||This article contains content that is written like an advertisement. (February 2013)|
Mechanical Development Company, a tool and die shop, originally started in the mid-1950s by Paul A. Powell and Roy C. Spain in his basement in the Cave Spring area of Roanoke County. Spain later designed and received a patent (No. 3,499,303) for his new lock, which subsequently began Medeco as a company. Medeco was established in 1968 named after "Mechanical Development Company" in Salem.
As a promotional campaign, Mr. Spain advertised that anyone who could pick his new lock would receive $50,000. Many tried, and failed. Except for one detective from NYC. He was able to pick the lock once, but not twice.
Mr. Spain's unique locking principle of angled key cuts and elevating and rotating pin tumblers that provided millions of key combinations and a level of security that was unmatched in its time. The locks were highly resistant to most forms of attack. The company expanded rapidly and contracted its original name into Medeco. The company's present 130,000-square-foot (12,000 m2) facility was opened in the mid 1970s.
Mechanical Development Tool and Die Company founded by Mr. Powell and Mr. Spain, is located in Salem, VA. and still in business by the family members of Paul A. Powell.
In 1985, Medeco developed a new design under the trade name Biaxial. It provided high security and key control through the use of the elevating and rotating tumbler design and provided greater master keying capability due to double cuts on the keys and special offset tips on the pins. Additionally, hardened steel inserts were placed to defend against physical attack.
In 1995, Medeco introduced a product called Keymark for installations requiring strong patented key control without the need for additional drill and pick resistant features. The interchangeable core directly retrofits small format interchangeable cores (SFIC) followed by Medeco's latest high security product, Medeco3 in 2001.
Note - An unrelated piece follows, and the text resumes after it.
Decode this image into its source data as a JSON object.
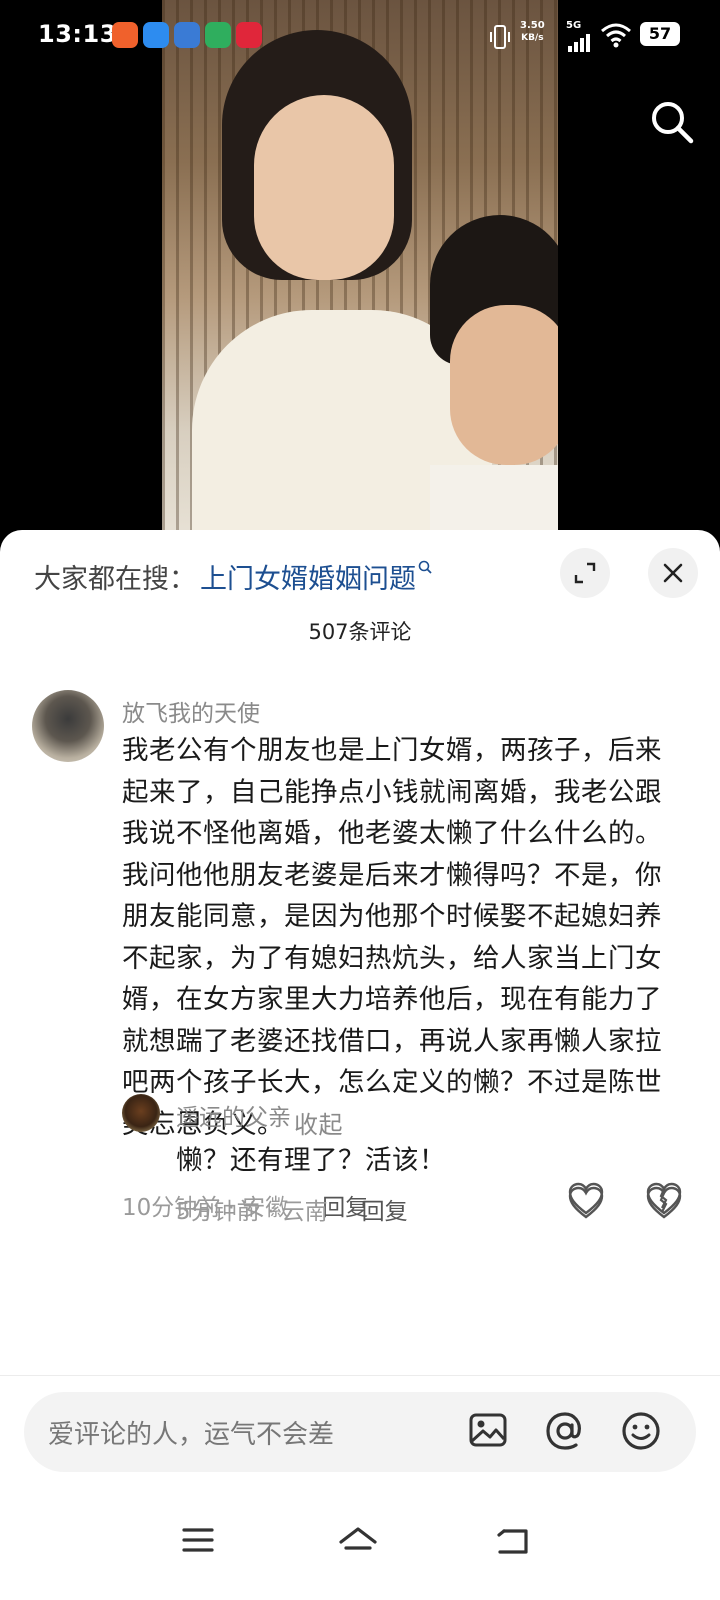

In the early 1990s, Medeco started their electronic lock initiative by launching VLS, an electromechanical solution, which was heavily utilized in the payphone industry. Later in 1997, Medeco followed up with an EAC solution in Siteline, a contact/controller based product. With previous success in industrial applications, Medeco redesigned the VLS application to fit the parking industry in the late 1990s then launched their NEXGEN product geared toward parking, vending and other industrial applications in 2001. Medeco followed up NEXGEN late in 2006 with Logic using the ASSA ABLOY CLIQ Technology, and Hybrid Keys using Prox and IClass technology in 2007.
Medeco currently has over 250 employees. 
Medeco's patented lock design requires the angled cuts of a key to elevate and rotate the pins inside the lock in order for a side-bar to drop, allowing the cylinder to turn. The pins are uniquely chisel-tipped which allows them to be rotated by the angled cuts on the key and have a slot along the length of the pin from the sidebar to drop into once the pin has been rotated to its correct orientation.
The off-centre chisel tip also allows 2 different offsets to the pin. This makes the keyway very secure. In theory, the number of different key combinations is 2,176,782,336 (6 pins, 6 heights, 3 rotational positions, 2 offsets), which does not include consideration of different keyways. This flexibility makes Biaxial attractive to large masterkeyed institutions.
Medeco uses patented key control systems, including patents on the keys and the cylinder, to prevent unauthorized copies of keys from being generated. The original patent No. 3,499,303, Roy C. Spain, inventor, filed April 17, 1968 and issued March 10, 1970 established the Medeco business. Two other utility patents, No. 4,635,455 issued on January 13, 1987 and No. 4,393,673 July 19, 1983 (Biaxial). Medeco obtained a new utility patent on their newest product named Medecom3; the patent is set to expire in 2021.
A group of researchers presented a paper on cracking Medeco's locks at the 2007 DEF CON conference. Using computing power and mechanical know-how, the group developed a means to "bump pick" the lock needing fewer than six custom "bump keys", a paperclip, and a small hammer. Company officials are looking to verify the claim and have announced a new version of the lock, to soon be released, that they claim will be bump-proof.
As of 2008, several new methods of cracking Medeco locks has been developed by Marc Tobias and Tobias Bluzmanis and were presented at the DEF CON 2008 and HOPE 2008. A simultaneous public release of a book detailing many of the exploits, called "Open in Thirty Seconds" detailed many of the attacks discovered. Some of their major findings involved the use of plastic keys (that can be made out of credit card plastic, or even generic safe deposit box keys) allowed for the copying of any Medeco M3 (current generation) or some of the Medeco Biaxial keys completely bypassing the key control of the systems. In addition they also detailed 4 keys that were able to set the sidebar on any factory codebook pinned Medeco lock prior to 2007, or 16 keys that would set the proper sidebar on any current factory codebook lock at the time of release. They further detailed the ability to bump current generation Medeco M3 locks.
Many Medeco dealers continue to make claims about the Bump and Pick proof nature of their locks, however Medeco has retracted virtually all of its own press indicating such claims.
Creating a bump key does require the key being able to set pins to the proper rotation, so one bump key could not work for all locks. The Security.org team has shown that a relatively small number of keys (see above) could be used to do this.